In last quarter’s newsletter I mentioned a Third Circuit Court’s opinion
in a case which gave local
California lawyers some ammunition to wage battle on the issue of protecting
private IRA funds from the long reach of the Trustee. I am pleased
to report, we have even more case law, coming from California’s own Ninth
Circuit. And it is favorable. The law has previously granted
clear protection to public employee and corporate ERISA plans.
In re Rawlinson, an opinion formally filed May 30, 1997, the Court held
“We are persuaded . . .that a debtor should be allowed to exempt an IRA.
By the terms of the statute, the debtors may exempt an IRA to the extent
that it is reasonably necessary for support. “ The debate is pretty
much over as to the protectibility of private IRA funds in bankruptcy
(in California). The only issue in Bankruptcy is whether or not the
total funding in the IRA exceeds the needs of the debtor(s) and their dependents.
This is a very subjective inquiry favoring the debtor because of life expectancy,
inflation, and the lifestyle to which debtors have become accustomed.
An attorney and law professor in Ohio did a study and wrote an article
about the recent fee request submitted by the lawyers involved in the notorious
“Texaco” boardroom discrimination case. The fee request was for 29
million dollars. 29 million. This worked out to 72,500 hours
at the given billing rate of $400 per hour. That is one lawyer
working approximately 37 years on one case. Or, that is ten lawyers
working nearly four
years at New York City legal rates on nothing but the case at hand.
The case was settled within 3 months of inception, for the Texaco offer
of $115 million.
Recently, the Los Angeles County Board of Supervisors audited the
legal lobbying billing of Webster Hubbell, the Arkansas lawyer formerly
with the U. S. Attorney’s office and friend of the President. Although
fifty hours had been billed, it was determined that only seven had been
actually worked. The bill submitted was for a figure just under $50,000—the
level which would have required Supervisor approval.
Like the Nixon era, once again, the legal profession is cast in the
center of a storm of controversy and dishonesty dominated by lawyers, twisting
language, logic, and fact. And the consuming public certainly
deserves better.
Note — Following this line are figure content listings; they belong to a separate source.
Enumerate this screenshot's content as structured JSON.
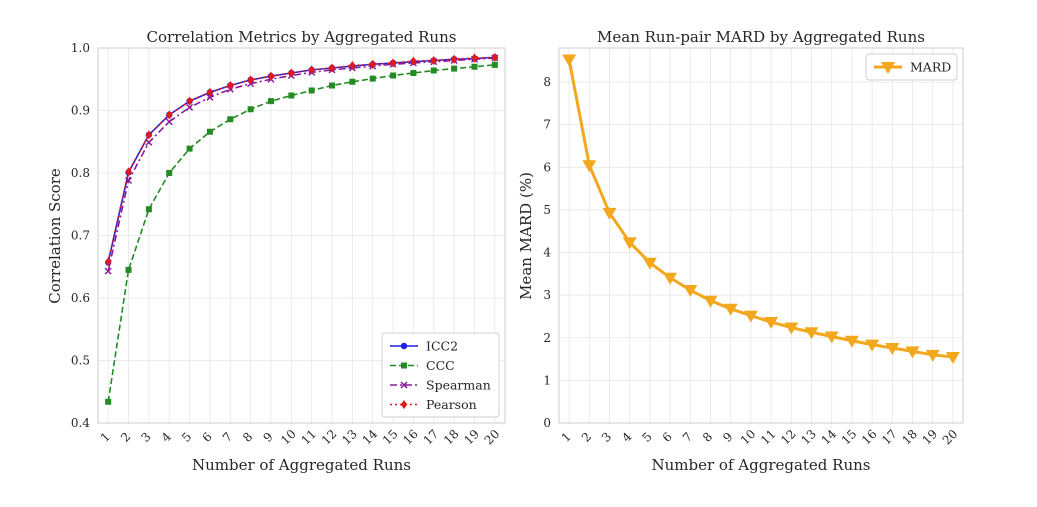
{
  "colors": {
    "icc2": "#1f1fe0",
    "ccc": "#228b22",
    "spearman": "#8b1a9b",
    "pearson": "#e01919",
    "mard": "#f2a71c",
    "grid": "#e6e6e6",
    "spine": "#cccccc"
  },
  "chart_data": [
    {
      "type": "line",
      "title": "Correlation Metrics by Aggregated Runs",
      "xlabel": "Number of Aggregated Runs",
      "ylabel": "Correlation Score",
      "x": [
        1,
        2,
        3,
        4,
        5,
        6,
        7,
        8,
        9,
        10,
        11,
        12,
        13,
        14,
        15,
        16,
        17,
        18,
        19,
        20
      ],
      "xlim": [
        0.5,
        20.5
      ],
      "ylim": [
        0.4,
        1.0
      ],
      "yticks": [
        "0.4",
        "0.5",
        "0.6",
        "0.7",
        "0.8",
        "0.9",
        "1.0"
      ],
      "grid": true,
      "legend_position": "lower-right",
      "series": [
        {
          "name": "ICC2",
          "marker": "circle",
          "linestyle": "solid",
          "values": [
            0.657,
            0.801,
            0.861,
            0.893,
            0.915,
            0.929,
            0.94,
            0.949,
            0.955,
            0.96,
            0.965,
            0.968,
            0.971,
            0.974,
            0.976,
            0.978,
            0.98,
            0.982,
            0.983,
            0.985
          ]
        },
        {
          "name": "CCC",
          "marker": "square",
          "linestyle": "dashed",
          "values": [
            0.434,
            0.645,
            0.742,
            0.8,
            0.839,
            0.866,
            0.886,
            0.902,
            0.915,
            0.924,
            0.932,
            0.94,
            0.946,
            0.951,
            0.956,
            0.96,
            0.964,
            0.967,
            0.97,
            0.973
          ]
        },
        {
          "name": "Spearman",
          "marker": "x",
          "linestyle": "dashdot",
          "values": [
            0.643,
            0.788,
            0.849,
            0.882,
            0.905,
            0.921,
            0.934,
            0.943,
            0.95,
            0.956,
            0.961,
            0.965,
            0.968,
            0.971,
            0.974,
            0.976,
            0.978,
            0.98,
            0.982,
            0.984
          ]
        },
        {
          "name": "Pearson",
          "marker": "diamond",
          "linestyle": "dotted",
          "values": [
            0.658,
            0.802,
            0.861,
            0.893,
            0.915,
            0.929,
            0.94,
            0.949,
            0.955,
            0.96,
            0.965,
            0.968,
            0.972,
            0.974,
            0.976,
            0.979,
            0.98,
            0.982,
            0.984,
            0.985
          ]
        }
      ]
    },
    {
      "type": "line",
      "title": "Mean Run-pair MARD by Aggregated Runs",
      "xlabel": "Number of Aggregated Runs",
      "ylabel": "Mean MARD (%)",
      "x": [
        1,
        2,
        3,
        4,
        5,
        6,
        7,
        8,
        9,
        10,
        11,
        12,
        13,
        14,
        15,
        16,
        17,
        18,
        19,
        20
      ],
      "xlim": [
        0.5,
        20.5
      ],
      "ylim": [
        0,
        8.8
      ],
      "yticks": [
        "0",
        "1",
        "2",
        "3",
        "4",
        "5",
        "6",
        "7",
        "8"
      ],
      "grid": true,
      "legend_position": "top-right",
      "series": [
        {
          "name": "MARD",
          "marker": "triangle-down",
          "linestyle": "solid",
          "values": [
            8.53,
            6.05,
            4.93,
            4.24,
            3.76,
            3.41,
            3.12,
            2.87,
            2.68,
            2.52,
            2.37,
            2.24,
            2.13,
            2.03,
            1.93,
            1.84,
            1.76,
            1.68,
            1.6,
            1.55
          ]
        }
      ]
    }
  ]
}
All that such controversy serves to do is erode
confidence in the many other practitioners that earn their living with
humble retainers, and very often, reduced fees. Lost forever is mention
of the startling statistic that 90% of all pro bono (for free) legal work
is performed by the sole practitioner or small firm. Lost in the
spin and constant public relations jargon is that many of the attorneys
in the center of the storm have never actively practiced law, produced
a client, or tried a lawsuit their entire career—having spent the same
in a relentless egoistic pursuit of power confined to government bureaucracy.
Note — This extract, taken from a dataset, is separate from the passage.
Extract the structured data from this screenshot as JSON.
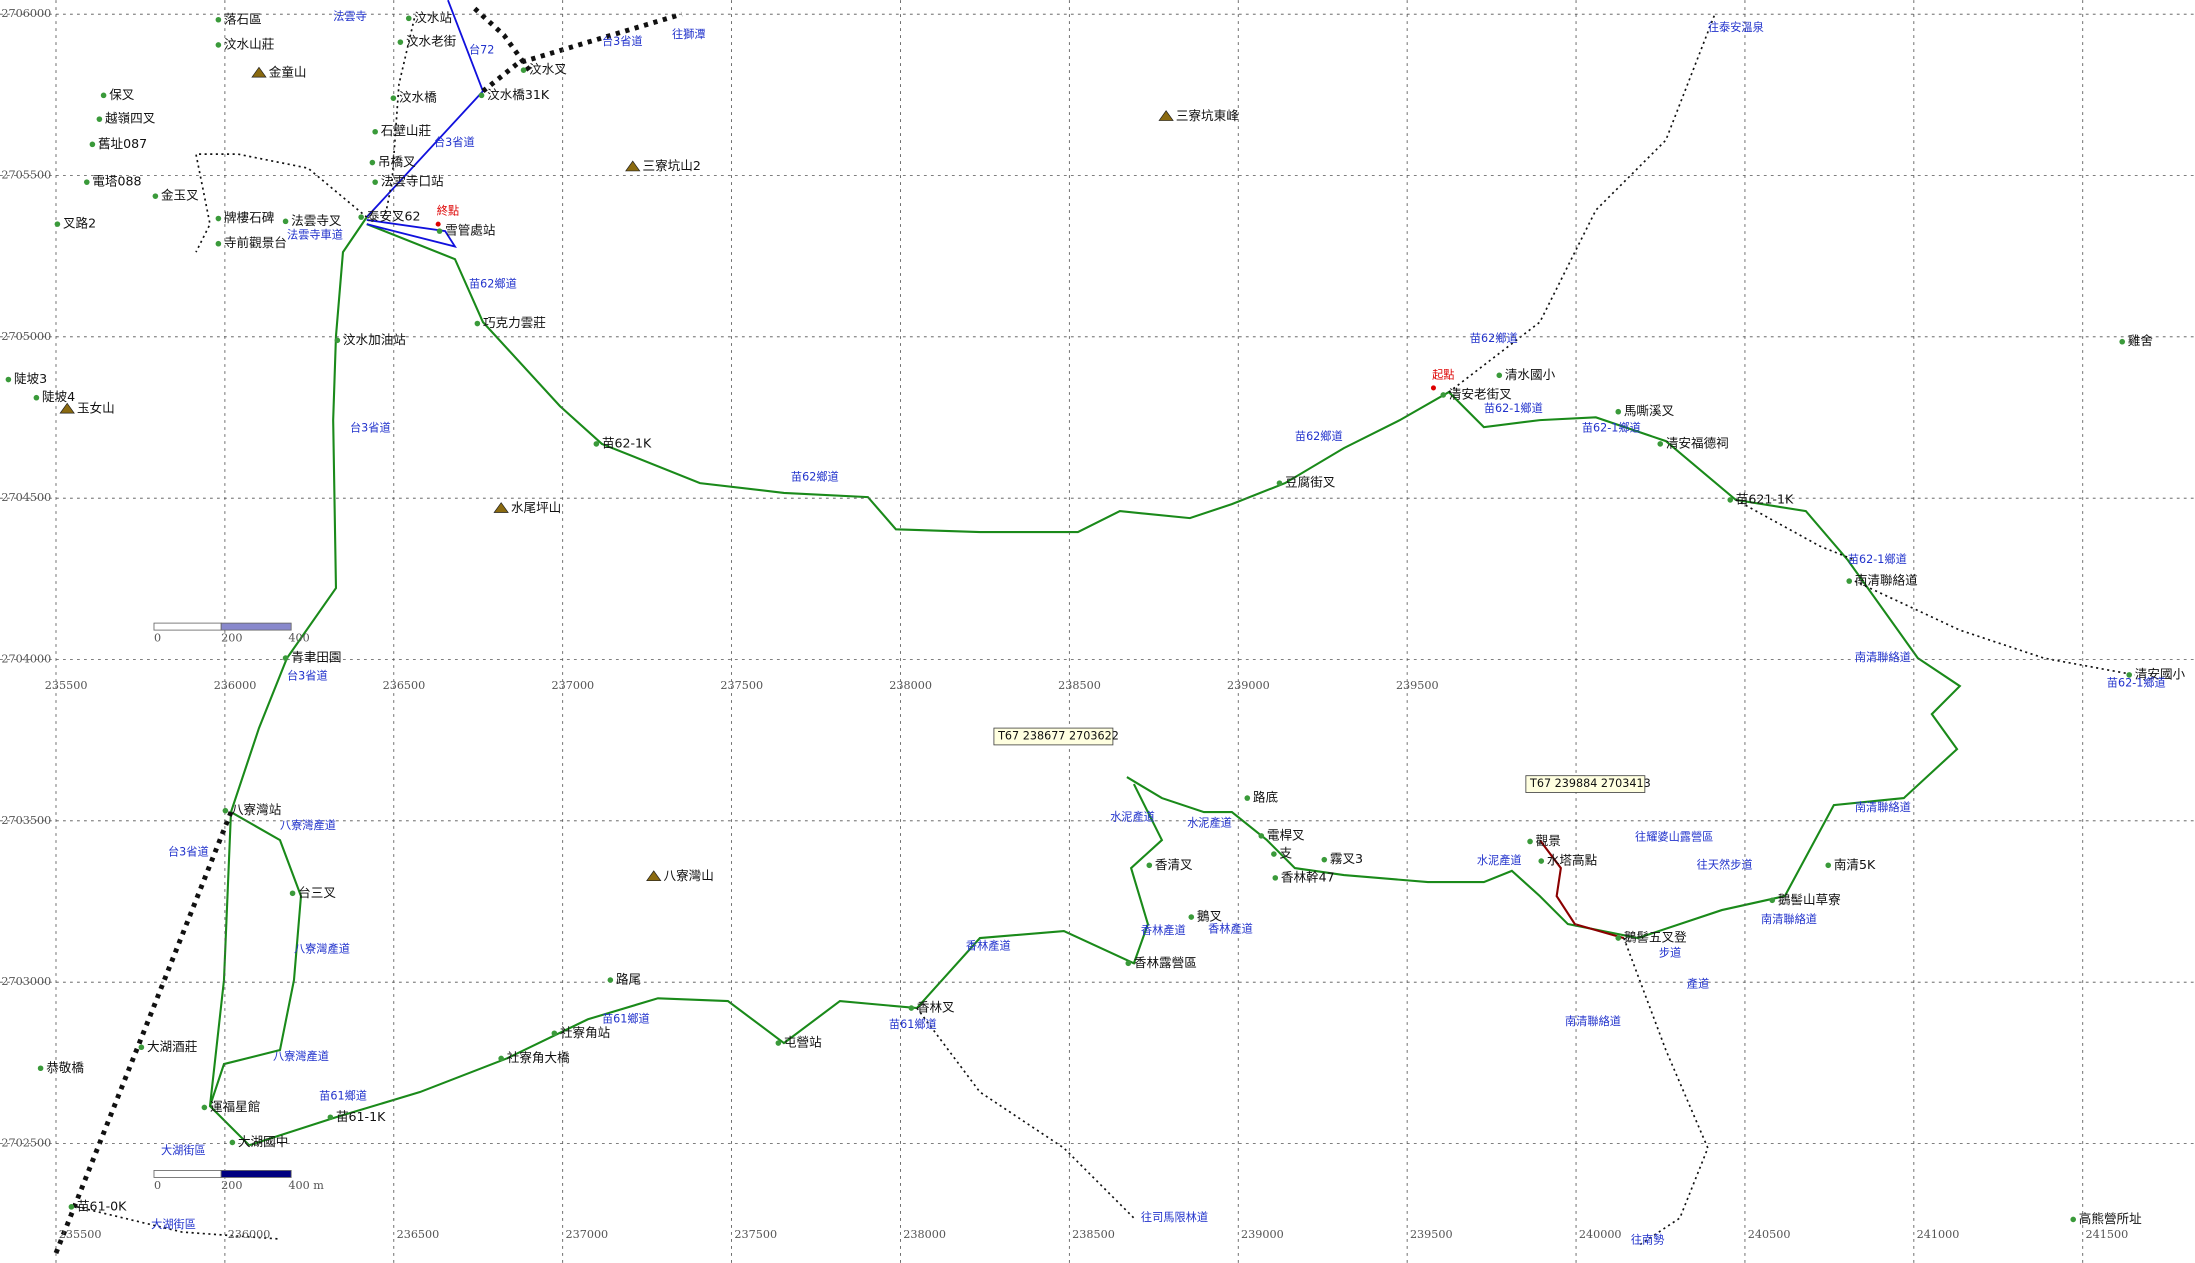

As a result they have lost sight of the true meaning of the practice of
law. In my humble opinion.
It was recently reported in the newspaper that the United States has nearly 1.2 million people incarcerated, more than any other industrialized country. California alone has almost as many people incarcerated as China. The Correctional Officers Union is second only to the American Medical Association in lobbying power. Havoc exists in most civil trial calendars throughout America because of criminal calendars. Some civil law scholars are also theorizing that the civil system of “justice” is being forced to handle more unusual matters, garnering unwelcome or critical attention, simply because the criminal justice system is delivering inadequate justice. One only need to look to the publicized O. J. Simpson trial(s) for comparison. Examples of this include not only the unusually large verdicts we hear about that originate in criminal conduct, but such things as the new laws giving one the right to sue for “stalking’ and “elder abuse”.
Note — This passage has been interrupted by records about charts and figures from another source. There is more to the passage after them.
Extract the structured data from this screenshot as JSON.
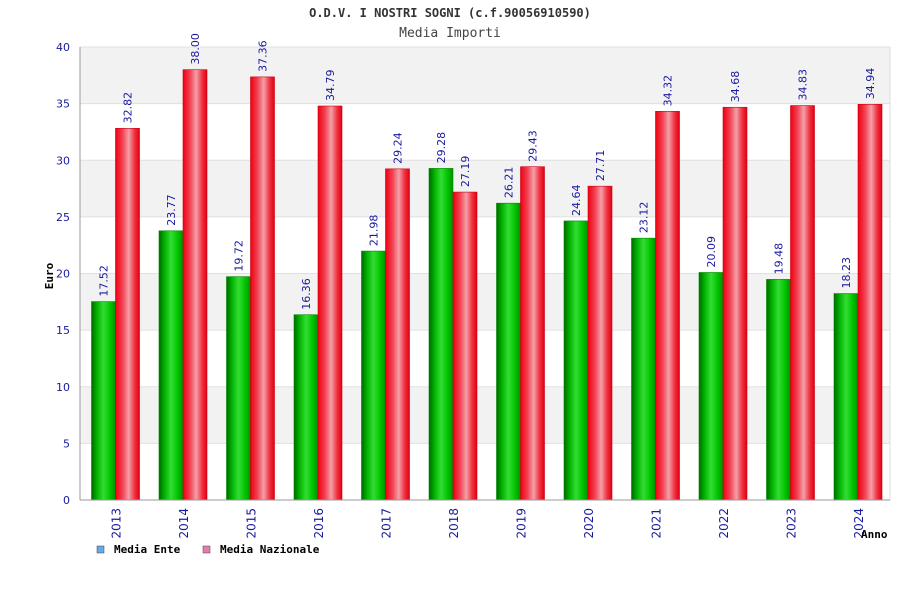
{
  "chart_data": {
    "type": "bar",
    "title": "O.D.V. I NOSTRI SOGNI (c.f.90056910590)",
    "subtitle": "Media Importi",
    "xlabel": "Anno",
    "ylabel": "Euro",
    "ylim": [
      0,
      40
    ],
    "yticks": [
      0,
      5,
      10,
      15,
      20,
      25,
      30,
      35,
      40
    ],
    "grid": true,
    "legend_position": "bottom-left",
    "categories": [
      "2013",
      "2014",
      "2015",
      "2016",
      "2017",
      "2018",
      "2019",
      "2020",
      "2021",
      "2022",
      "2023",
      "2024"
    ],
    "series": [
      {
        "name": "Media Ente",
        "legend_color": "#6aa6e8",
        "bar_color": "#00c000",
        "values": [
          17.52,
          23.77,
          19.72,
          16.36,
          21.98,
          29.28,
          26.21,
          24.64,
          23.12,
          20.09,
          19.48,
          18.23
        ],
        "labels": [
          "17.52",
          "23.77",
          "19.72",
          "16.36",
          "21.98",
          "29.28",
          "26.21",
          "24.64",
          "23.12",
          "20.09",
          "19.48",
          "18.23"
        ]
      },
      {
        "name": "Media Nazionale",
        "legend_color": "#e97ab0",
        "bar_color": "#ee1122",
        "values": [
          32.82,
          38.0,
          37.36,
          34.79,
          29.24,
          27.19,
          29.43,
          27.71,
          34.32,
          34.68,
          34.83,
          34.94
        ],
        "labels": [
          "32.82",
          "38.00",
          "37.36",
          "34.79",
          "29.24",
          "27.19",
          "29.43",
          "27.71",
          "34.32",
          "34.68",
          "34.83",
          "34.94"
        ]
      }
    ]
  }
}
Something to think about the next time you wonder why there is so
much “suing” going on.
My further updates will follow.
Sincerely,
Gerald Spala
June 15, 1997
Copyright, 1997, Gerald A. Spala, Esq. All rights reserved. The
materials and opinions contained herein are not intended as legal advice,
nor should be relied upon as legal advice in the absence of a complete
and thorough consultation or review of your matter by a licensed attorney.